In una parte della produzione di Leopardi non domina il sentimento della presenza che ci rende lieti, bensì la percezione di un’assenza. Quando questa nota diventa dominante nelle giornate, essa si può tramutare in grido che il senso (l’abbiamo altrove chiamato l’Ideale o Mistero) si manifesti (come già abbiamo visto nella poesia «Alla sua donna») oppure in accesa accusa nei confronti della natura / realtà esterna, colpevoli di esserci nemiche.

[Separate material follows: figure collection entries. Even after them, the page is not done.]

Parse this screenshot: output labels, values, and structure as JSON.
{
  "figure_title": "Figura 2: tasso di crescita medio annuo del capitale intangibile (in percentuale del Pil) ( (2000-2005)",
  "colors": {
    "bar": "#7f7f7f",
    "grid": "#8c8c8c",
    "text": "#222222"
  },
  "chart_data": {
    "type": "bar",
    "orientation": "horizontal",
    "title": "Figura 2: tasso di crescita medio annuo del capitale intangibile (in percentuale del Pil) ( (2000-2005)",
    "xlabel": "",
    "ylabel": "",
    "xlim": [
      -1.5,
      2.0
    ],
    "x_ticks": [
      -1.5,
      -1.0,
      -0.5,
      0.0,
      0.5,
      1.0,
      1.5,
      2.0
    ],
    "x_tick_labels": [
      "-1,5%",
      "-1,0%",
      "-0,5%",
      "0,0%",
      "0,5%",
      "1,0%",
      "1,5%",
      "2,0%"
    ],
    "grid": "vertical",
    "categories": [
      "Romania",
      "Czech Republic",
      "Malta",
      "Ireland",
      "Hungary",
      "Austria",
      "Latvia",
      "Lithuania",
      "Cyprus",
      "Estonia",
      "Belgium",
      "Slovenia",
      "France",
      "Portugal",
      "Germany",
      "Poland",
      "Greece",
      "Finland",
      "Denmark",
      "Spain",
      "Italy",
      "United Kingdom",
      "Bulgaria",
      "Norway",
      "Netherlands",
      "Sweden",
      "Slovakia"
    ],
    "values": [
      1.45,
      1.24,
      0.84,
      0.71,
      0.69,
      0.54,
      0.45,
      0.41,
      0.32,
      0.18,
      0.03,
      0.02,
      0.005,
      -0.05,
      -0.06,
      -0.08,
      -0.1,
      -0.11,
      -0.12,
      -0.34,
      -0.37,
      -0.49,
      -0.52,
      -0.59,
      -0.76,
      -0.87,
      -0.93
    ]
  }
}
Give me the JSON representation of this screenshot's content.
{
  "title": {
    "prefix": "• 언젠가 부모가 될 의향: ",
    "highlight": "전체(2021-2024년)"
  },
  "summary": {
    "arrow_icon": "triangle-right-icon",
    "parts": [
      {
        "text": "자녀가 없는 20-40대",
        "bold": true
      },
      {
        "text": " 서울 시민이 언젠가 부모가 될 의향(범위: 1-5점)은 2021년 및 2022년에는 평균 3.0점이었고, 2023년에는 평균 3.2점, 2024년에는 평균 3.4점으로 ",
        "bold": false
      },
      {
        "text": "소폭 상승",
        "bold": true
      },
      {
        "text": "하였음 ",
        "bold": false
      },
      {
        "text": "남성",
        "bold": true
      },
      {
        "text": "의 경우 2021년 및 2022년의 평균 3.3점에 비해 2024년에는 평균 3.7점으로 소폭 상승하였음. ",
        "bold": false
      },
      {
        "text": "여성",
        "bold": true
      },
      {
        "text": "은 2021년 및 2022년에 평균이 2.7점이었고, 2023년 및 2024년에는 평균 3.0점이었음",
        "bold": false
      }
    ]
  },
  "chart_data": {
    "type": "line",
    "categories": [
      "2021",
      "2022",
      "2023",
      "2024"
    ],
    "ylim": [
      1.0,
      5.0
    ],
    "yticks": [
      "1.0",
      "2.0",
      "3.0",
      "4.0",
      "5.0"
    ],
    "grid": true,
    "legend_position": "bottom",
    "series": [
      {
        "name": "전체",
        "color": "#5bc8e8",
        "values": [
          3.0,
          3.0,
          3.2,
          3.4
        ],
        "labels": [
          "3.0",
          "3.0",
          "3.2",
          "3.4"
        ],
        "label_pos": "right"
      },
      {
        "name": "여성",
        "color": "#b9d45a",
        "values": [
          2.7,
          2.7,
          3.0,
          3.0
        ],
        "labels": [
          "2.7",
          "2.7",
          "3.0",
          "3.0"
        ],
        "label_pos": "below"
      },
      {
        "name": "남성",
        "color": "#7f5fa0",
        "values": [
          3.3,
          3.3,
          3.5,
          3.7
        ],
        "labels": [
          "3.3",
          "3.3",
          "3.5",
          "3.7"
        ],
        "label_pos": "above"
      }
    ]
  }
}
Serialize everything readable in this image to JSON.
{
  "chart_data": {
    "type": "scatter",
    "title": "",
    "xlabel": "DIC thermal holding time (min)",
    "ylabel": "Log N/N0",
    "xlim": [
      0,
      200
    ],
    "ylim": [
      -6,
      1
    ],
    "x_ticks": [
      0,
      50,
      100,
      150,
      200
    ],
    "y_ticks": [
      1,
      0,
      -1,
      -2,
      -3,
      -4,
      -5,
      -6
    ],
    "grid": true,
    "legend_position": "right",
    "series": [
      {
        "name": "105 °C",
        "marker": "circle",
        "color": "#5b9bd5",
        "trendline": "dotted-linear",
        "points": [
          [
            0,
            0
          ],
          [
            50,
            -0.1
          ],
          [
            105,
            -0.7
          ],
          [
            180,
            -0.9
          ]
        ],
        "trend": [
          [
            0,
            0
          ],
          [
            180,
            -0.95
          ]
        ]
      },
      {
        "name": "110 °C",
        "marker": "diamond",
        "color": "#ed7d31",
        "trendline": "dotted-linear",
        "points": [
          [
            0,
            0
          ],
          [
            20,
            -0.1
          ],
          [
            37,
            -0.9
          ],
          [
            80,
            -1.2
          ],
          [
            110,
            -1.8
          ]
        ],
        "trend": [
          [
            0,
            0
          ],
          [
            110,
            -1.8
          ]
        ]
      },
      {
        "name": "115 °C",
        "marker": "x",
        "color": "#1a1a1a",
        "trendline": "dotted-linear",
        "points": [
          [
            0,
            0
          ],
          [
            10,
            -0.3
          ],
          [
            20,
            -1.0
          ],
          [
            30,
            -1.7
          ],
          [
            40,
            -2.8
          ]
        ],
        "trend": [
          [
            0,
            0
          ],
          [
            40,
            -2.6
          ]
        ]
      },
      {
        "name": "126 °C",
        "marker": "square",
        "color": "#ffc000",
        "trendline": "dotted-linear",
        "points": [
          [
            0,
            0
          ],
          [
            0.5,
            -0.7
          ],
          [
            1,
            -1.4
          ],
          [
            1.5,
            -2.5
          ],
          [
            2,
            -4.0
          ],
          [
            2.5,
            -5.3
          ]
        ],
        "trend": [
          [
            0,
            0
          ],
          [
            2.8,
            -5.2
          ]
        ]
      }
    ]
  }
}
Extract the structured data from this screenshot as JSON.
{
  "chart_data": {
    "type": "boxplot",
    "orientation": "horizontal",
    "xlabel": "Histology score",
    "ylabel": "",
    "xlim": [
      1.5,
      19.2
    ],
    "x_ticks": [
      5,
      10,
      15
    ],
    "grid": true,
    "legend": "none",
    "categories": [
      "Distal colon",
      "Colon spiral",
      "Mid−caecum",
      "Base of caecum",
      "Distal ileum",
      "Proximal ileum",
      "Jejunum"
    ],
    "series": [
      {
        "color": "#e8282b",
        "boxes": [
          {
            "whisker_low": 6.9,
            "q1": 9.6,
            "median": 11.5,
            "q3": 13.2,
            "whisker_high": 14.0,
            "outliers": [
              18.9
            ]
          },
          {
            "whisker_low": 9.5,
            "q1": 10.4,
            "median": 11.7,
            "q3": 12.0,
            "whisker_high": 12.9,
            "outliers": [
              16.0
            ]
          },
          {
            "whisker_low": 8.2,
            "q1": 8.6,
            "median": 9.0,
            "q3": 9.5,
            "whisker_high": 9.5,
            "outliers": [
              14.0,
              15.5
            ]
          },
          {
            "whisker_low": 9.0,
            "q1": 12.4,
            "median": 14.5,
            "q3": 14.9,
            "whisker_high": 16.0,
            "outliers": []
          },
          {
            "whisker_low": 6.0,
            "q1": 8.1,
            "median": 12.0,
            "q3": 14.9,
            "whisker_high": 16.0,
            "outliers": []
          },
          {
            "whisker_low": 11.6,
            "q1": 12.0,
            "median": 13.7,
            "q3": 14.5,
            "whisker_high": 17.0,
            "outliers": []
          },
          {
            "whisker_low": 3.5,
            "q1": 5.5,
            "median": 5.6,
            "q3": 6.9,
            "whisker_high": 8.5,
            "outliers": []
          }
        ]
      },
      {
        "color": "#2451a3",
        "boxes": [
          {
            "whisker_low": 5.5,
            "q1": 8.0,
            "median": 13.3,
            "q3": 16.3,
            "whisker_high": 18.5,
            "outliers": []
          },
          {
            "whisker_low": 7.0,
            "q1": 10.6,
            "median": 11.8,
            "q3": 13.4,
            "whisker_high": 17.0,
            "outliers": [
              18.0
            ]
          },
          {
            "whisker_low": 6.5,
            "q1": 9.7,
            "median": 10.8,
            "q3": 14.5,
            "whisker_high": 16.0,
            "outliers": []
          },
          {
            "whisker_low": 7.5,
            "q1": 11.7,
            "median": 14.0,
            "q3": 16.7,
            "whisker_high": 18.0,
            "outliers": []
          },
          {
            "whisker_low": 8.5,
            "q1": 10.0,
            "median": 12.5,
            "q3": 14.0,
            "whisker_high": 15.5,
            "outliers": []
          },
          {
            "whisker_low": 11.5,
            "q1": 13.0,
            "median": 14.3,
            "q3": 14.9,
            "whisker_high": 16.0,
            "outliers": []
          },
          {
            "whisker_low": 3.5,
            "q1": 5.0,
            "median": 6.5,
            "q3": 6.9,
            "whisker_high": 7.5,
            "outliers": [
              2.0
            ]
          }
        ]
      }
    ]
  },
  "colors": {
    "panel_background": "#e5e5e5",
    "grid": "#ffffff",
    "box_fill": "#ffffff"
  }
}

Testimonianza emblematica di quest’ultima posizione è il canto «La ginestra», da molti considerato il testamento spirituale di Leopardi. Nel discorso che noi stiamo conducendo, lungi dal poter essere considerato tale, il testo rappresenta in realtà un recedere dall’intuizione geniale che il Recanatese più volte ha avuto nella sua vita, un venir meno della posizione di domanda e di ricerca di una felicità infinita. Testimonia la posizione dell’uomo che, non avendo incontrato l’Ideale o non avendolo riconosciuto, non volendosi comunque arrendere, propone un progetto partorito dalla sua mente: qui sta la differenza tra un ideale che si incontra e un’utopia che è frutto del nostro sogno. «La ginestra» rappresenta un’utopia velleitaria, anche se nobile e dignitosa, ma pur sempre velleitaria.

Nella sua salda organizzazione strutturale, la poesia presenta una duplice valenza filosofica: svolge la funzione di pars destruens e di pars construens, di demistificazione delle falsità e degli errori dei contemporanei e di proposizione di un progetto da realizzare. Cerchiamo di capire meglio questo aspetto. L’autore si scaglia contro l’ottimismo illuminista e scientista ormai trionfante, fiducioso riguardo alla perfettibilità del genere umano (che preluderà al positivismo di metà Ottocento): quell’ottimismo che sostituirà il problema della felicità del singolo con la questione del progresso, ovvero del benessere  dell’umanità. Leopardi mostra un’avversione nei confronti del veicolo che divulga questo messaggio superficiale e «progressista»: il giornale o la «gazzetta».